MITSUBISHI i;\1,320,000(消費税抜き)+ディスチャージヘッドランプ\1,370,000(消費税抜き)(i;キーレスオペレーションシステム&オートA/Cは標準装備)SUBARU R2 typeS S;\1,355,000(消費税抜き)+ユーティリティーパッケージ(助手席マルチユーティリティシート、助手席アンダートレイ、サブトランク、スマートキーレスシステム、イグニッションキー照明)+2灯式HIDハイ&ロービームランプ=\1,440,000(消費税抜き)オートA/C標準装備)HONDA LIFE F TURBO;\1,160,000(消費税抜き)+ホンダスマートカードキーシステム+オートA/C、ディスチャージヘッドランプ=¥1,277,000(消費税抜き)

・動力性能面[上表C値(動力性能の一つの指標)]では、SUBARU R2 typeS Sが優勢である。
・価格面では、HONDA LIFE F TURBOが優位である。

燃費においては、SUBARU R2 typeS SとHONDA LIFE F TURBOが同値で、iがやや劣る。
・上記3車種による比較に限って言えば、iは動力性能面、価格面、燃費面のいずれにおいてもアドバンテージを有していない。
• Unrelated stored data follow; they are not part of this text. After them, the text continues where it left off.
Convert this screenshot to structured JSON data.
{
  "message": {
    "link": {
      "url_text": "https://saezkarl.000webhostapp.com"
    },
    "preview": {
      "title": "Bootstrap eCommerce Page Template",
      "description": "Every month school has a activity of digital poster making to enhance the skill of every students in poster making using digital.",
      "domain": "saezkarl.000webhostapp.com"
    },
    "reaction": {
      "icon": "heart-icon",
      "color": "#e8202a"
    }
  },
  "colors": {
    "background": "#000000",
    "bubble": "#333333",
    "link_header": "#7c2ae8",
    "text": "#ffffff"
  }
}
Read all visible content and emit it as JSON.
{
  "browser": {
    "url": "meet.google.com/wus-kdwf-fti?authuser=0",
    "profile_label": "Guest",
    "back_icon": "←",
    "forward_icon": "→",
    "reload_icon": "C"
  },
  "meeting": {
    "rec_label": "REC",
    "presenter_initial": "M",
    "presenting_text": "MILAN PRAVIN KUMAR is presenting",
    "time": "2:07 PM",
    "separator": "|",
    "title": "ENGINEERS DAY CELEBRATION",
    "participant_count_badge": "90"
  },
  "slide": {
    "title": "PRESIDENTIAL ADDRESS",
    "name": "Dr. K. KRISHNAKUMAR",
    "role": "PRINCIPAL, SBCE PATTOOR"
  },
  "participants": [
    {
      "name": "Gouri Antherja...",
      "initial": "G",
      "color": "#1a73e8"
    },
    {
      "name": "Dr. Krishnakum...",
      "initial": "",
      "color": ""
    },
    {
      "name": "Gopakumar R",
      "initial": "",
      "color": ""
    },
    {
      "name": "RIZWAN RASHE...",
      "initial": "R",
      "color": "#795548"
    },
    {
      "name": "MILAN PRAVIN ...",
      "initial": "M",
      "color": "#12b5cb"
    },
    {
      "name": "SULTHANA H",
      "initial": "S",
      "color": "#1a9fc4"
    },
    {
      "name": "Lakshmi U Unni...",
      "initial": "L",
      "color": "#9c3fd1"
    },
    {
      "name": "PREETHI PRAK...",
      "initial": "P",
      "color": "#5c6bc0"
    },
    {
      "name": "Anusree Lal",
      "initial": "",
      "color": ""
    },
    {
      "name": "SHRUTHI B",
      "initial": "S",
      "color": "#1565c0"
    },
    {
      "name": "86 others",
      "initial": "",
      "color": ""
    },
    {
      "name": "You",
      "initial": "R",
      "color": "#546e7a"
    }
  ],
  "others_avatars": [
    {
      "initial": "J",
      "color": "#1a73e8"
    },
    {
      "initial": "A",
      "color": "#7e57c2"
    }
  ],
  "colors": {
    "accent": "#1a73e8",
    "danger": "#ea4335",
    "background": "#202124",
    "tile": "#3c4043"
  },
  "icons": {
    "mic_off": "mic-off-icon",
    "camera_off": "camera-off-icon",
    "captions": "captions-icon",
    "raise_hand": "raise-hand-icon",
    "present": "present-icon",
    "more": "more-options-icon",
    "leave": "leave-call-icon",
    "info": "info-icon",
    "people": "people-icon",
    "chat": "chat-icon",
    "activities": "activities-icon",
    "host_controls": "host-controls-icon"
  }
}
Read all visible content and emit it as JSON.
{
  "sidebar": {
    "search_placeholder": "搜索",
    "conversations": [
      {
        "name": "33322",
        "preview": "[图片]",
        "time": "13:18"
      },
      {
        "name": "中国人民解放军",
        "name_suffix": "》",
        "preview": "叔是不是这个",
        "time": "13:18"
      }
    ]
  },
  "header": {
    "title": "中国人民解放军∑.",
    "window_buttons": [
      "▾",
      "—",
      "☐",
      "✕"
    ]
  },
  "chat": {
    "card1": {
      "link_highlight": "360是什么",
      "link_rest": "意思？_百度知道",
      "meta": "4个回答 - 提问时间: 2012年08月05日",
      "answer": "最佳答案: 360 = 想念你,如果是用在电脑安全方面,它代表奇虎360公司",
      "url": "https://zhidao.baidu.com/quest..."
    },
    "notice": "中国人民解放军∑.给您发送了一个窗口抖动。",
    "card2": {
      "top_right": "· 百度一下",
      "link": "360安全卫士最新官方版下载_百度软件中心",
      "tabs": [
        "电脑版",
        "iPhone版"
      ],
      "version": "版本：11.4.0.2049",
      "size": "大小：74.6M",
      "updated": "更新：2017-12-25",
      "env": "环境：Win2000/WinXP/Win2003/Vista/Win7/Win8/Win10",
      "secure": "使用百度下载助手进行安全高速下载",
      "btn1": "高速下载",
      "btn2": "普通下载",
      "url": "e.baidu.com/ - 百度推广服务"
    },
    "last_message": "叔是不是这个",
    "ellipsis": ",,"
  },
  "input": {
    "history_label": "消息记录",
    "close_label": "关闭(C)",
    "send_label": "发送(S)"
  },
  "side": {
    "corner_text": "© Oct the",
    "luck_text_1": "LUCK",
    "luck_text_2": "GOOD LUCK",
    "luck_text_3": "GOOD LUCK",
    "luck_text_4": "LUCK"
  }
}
(参考まで)


街の試乗屋のコメント(補足)
1.フロントシート、ブレーキ、素直なステアフィールをもって、遠出が出来る軽自動車であると感じた。だが、エンジンノイズは、長距離ドライブにはマイナスだ。また、フロントに比べて長距離では持たないと思われるリヤシートでは、長距離ドライブは、2名限定となろう。惜しい。

2.安全面についてだが、HONDA LIFEのカタログには前面フルラップ衝突;55Km/h、前面オフセット衝突;64Km/h、側面衝突;55Km/h、後面衝突;50Km/hと具体的な数値で衝突安全性を謳っているが、MITSUBISHI i(アイ)のカタログにはその具体的数値がないのは残念でならない。
三菱再生のキーは、安全安心をアピールすることだとすれば、例としてリヤからの衝突時についていえば、”後面衝突時にはエンジンが壁となって衝撃を受け止める構造として、安全性をいっそう向上しています。”と謳うだけでは、不充分だろう。ここは、後々実験データを公表していただきたいと考える次第である


3. 三菱iのシート生地には、”人の健康に害を与える有害物質を含んでいないことを保証する”日本車初の「エコテックス規格100」認証取得というお墨付きが与えられているという。他にも消臭天井等VOC(揮発性有機化合物)低減への様々な取り組みを自主的に実施しているのだという。
こうした取り組みは、企業の社会的責任の上からは、極めて重要なのだが、意外にユーザーに届き難い地味な活動になりがちなだけにカタログ等にもっと積極的に謳いアピールすべきだ。